Positive news: Cloud App Adoption Soars: Enterprise Users Experiment with New Apps
Short analysis: The continuous increase in cloud application adoption by enterprise users highlights the reliance on these apps for various activities. Effective management and monitoring, along with ongoing security measures, are crucial to protect sensitive data and maintain network integrity.
Negative news: Social Engineering Attacks: The Top Cyber Threat in 2023
Short analysis: Social engineering, particularly phishing, emerged as the most common method for attackers to gain access to enterprise systems. Organizations need to prioritize security awareness training and anti-phishing technology to mitigate these risks.
Negative news: Threat Actors and Activity: Criminal and Geopolitical Groups at Forefront
Short analysis: Criminal and geopolitical adversaries were active in targeting organizations, with Russian-based groups and Chinese-based groups being prominent.
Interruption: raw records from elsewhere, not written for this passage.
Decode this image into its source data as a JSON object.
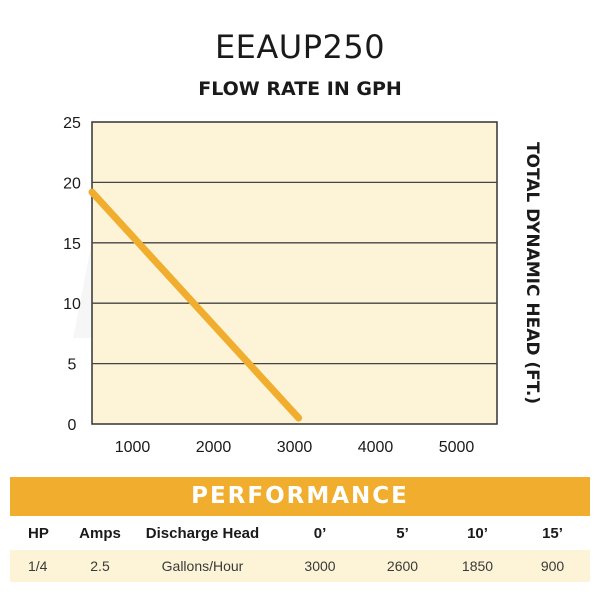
{
  "model": "EEAUP250",
  "colors": {
    "accent": "#f0ad2e",
    "plot_bg": "#fdf3d6",
    "table_row_bg": "#fdf3d6",
    "gridline": "#444444"
  },
  "chart_data": {
    "type": "line",
    "title": "FLOW RATE IN GPH",
    "xlabel": "",
    "ylabel": "TOTAL DYNAMIC HEAD (FT.)",
    "xlim": [
      500,
      5500
    ],
    "ylim": [
      0,
      25
    ],
    "x_ticks": [
      1000,
      2000,
      3000,
      4000,
      5000
    ],
    "y_ticks": [
      0,
      5,
      10,
      15,
      20,
      25
    ],
    "grid": true,
    "series": [
      {
        "name": "EEAUP250",
        "x": [
          500,
          3050
        ],
        "y": [
          19.2,
          0.5
        ]
      }
    ]
  },
  "performance": {
    "title": "PERFORMANCE",
    "headers": [
      "HP",
      "Amps",
      "Discharge Head",
      "0’",
      "5’",
      "10’",
      "15’"
    ],
    "rows": [
      [
        "1/4",
        "2.5",
        "Gallons/Hour",
        "3000",
        "2600",
        "1850",
        "900"
      ]
    ]
  }
}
Organizations should remain vigilant and implement security measures to combat growing threats, especially through cloud app exploitation and social engineering techniques.
Neutral news: Key Takeaways for Organizations: Fighting Cloud Security Risks in 2024
Short analysis: The report provides key recommendations for organizations to address emerging trends and combat cloud security risks, such as limiting access to legitimate apps, prioritizing the safe adoption of AI apps, investing in anti-phishing measures, and regularly updating security practices. Following these recommendations will enhance cloud security practices and mitigate evolving threats in 2024.